« Quelle époque peut mieux que la nôtre comprendre l'inquisition médiévale à condition que nous transposions le délit d'opinion du domaine religieux au domaine politique ? » (Régine Pernoud).
Pour qui aime l'histoire, ce livre remplit bien son office. L'auteur, Jean Sévillia, est journaliste et critique littéraire. Rédacteur en chef adjoint au très conformiste Figaro Magazine, il sait de quoi il parle quand il rappelle que « le débat public fait constamment référence à l'histoire » et que « les hommes de presse, les polémistes, les gardiens sévères de la bienséance intellectuelle et, en tout cas, les policiers de la pensée cadrent leurs propos par rapport à des représentations du passé qui sont fausses ». Il fustige les manuels scolaires en réhabilitant le fait historique et en le dépouillant de toute idéologie marxisante. Ne pouvant être exhaustif il limite son étude à « dix-huit points chauds » de l'histoire française et européenne.
Il entre tout de go dans l'histoire avec la Féodalité dont il désamorce un certain nombre de légendes telles que celle du droit de cuissage et surtout rétablit des concepts fondateurs comme celui, élémentaire mais primordial, de l'instauration de la royauté et de la nation par les Capétiens. Il bat en brèche cette vieille antienne chantée encore aujourd'hui aux jeunes Français lors de la Journée d'appel à la préparation de la défense : « La France commence en 1789 ».
Les Croisades : que de choses ont été écrites à leur sujet ! Aujourd'hui, il est de bon ton chez les humanistes de les considérer comme « une agression perpétrée par les Occidentaux violents et cupides à l'encontre d'un Islam tolérant et raffiné », alors que, si l'on en croit Sévillia, les Croisades sont tout bonnement une riposte à l'expansion militaire de l'Islam et une réplique à l'implantation des Arabes et des Turcs en des régions berceaux du christianisme. Cette considération partisane, pense-t-il, ne fait qu'alimenter la culpabilisation de l'Occident vis-à-vis de l'Orient dans le contexte colonialiste.

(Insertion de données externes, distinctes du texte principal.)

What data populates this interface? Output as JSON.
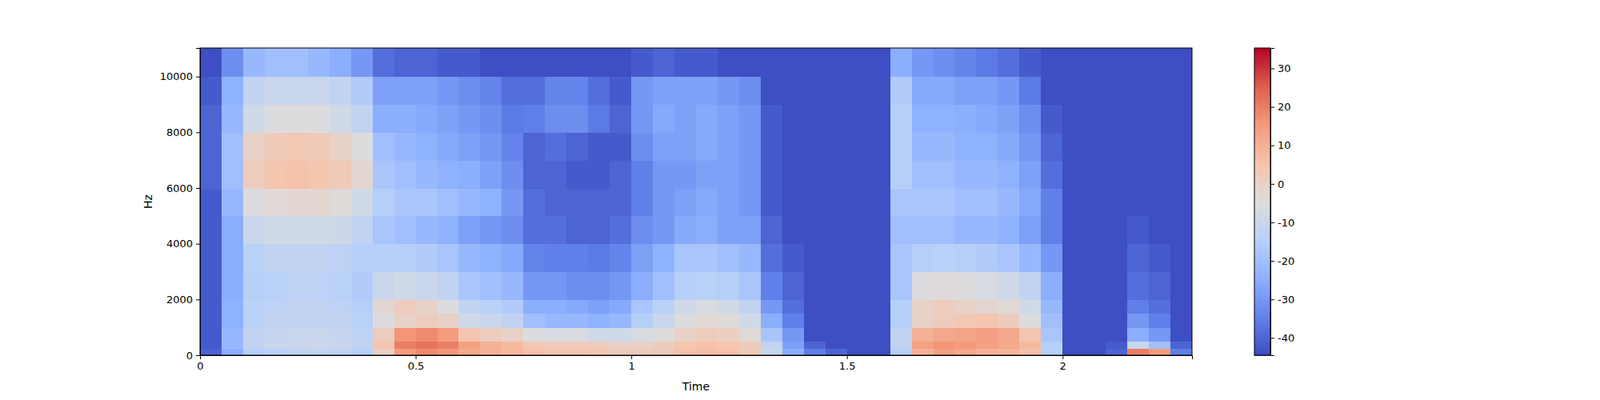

Un long chapitre est consacré aux rois catholiques d'Espagne et à l'Inquisition. On cite souvent Torquemada comme le modèle de l'intolérance et de la cruauté ; l'auteur, quant à lui, soutient que l'Inquisition au XVe siècle évolue dans un contexte très particulier propre à l'Espagne : « Torquemada n'est pas le fruit du catholicisme mais le produit d'une histoire nationale ». Toujours selon lui, et contrairement à une croyance bien ancrée, l'antisémitisme qui règne en Espagne au temps d'Isabelle la Catholique n'est nullement du fait de la reine mais des masses populaires qui reprochent aux juifs (air connu !) d'être « puissants, arrogants et accapareurs des meilleures places ». Leur expulsion en 1492 aurait une tout autre raison que celle, simpliste, qui est généralement présentée.
Revenant en France, Sévillia prend la défense de l'Ancien Régime contre les instructions de l'Education nationale. Il trouve comme une forme de paradoxe que, durant leur scolarité, les Français ont fort peu l'occasion d'entendre parler du Grand Siècle en cours d'histoire et, quand on leur en parle, c'est toujours sous le couvert de l'absolutisme et de l'obscurantisme. Pourtant, dans l'esprit de ces mêmes Français, l'Ancien Régime est bien vivant : ils adorent aller au théâtre voir jouer Molière, ils sont fous de la musique baroque, ils envahissent les monuments lors des Journées du patrimoine, etc. Comment comprendre, se demande l'auteur, que ces chefs-d'œuvre sont le fruit de l'intelligence et de la sensibilité d'une société qui aurait été hébétée par la servitude résultant de l'absolutisme ? Il a toute une série de réponses, fort séduisantes et convaincantes, sur la réalité de cet absolutisme dont le terme même a été forgé par la Révolution. Sévillia dénonce la vision angélique que nos républicains modernes ont de la Révolution et de la Terreur en considérant la décennie 1790 comme un passage de l'absolutisme à la liberté, la Terreur ne constituant qu'un accident de parcours. Lui, il voit les choses différemment : « Conduite au nom du peuple, la Révolution s'est effectuée sans le consentement du peuple et souvent même contre le peuple ». Une révolution en chassant une autre, l'historien traverse à pas de géant le XIXe siècle, alors qu'il aurait eu beaucoup à dire sur le Ier Empire et Napoléon fort délaissés par l'Education nationale, et aboutit à la Commune de 1871 dont il place avec clarté les origines dans la nostalgie de 1792 et les souvenirs de 1830 et 1848. Sa question : « Qui est responsable de cette tache sanglante dans l'histoire de France ? Est-ce le républicain Thiers, qui laisse ses troupes mener sans discernement la répression, ou bien sont-ce les communards, dont l'utopie était porteuse d'une violence que plus personne n'ose rappeler ? »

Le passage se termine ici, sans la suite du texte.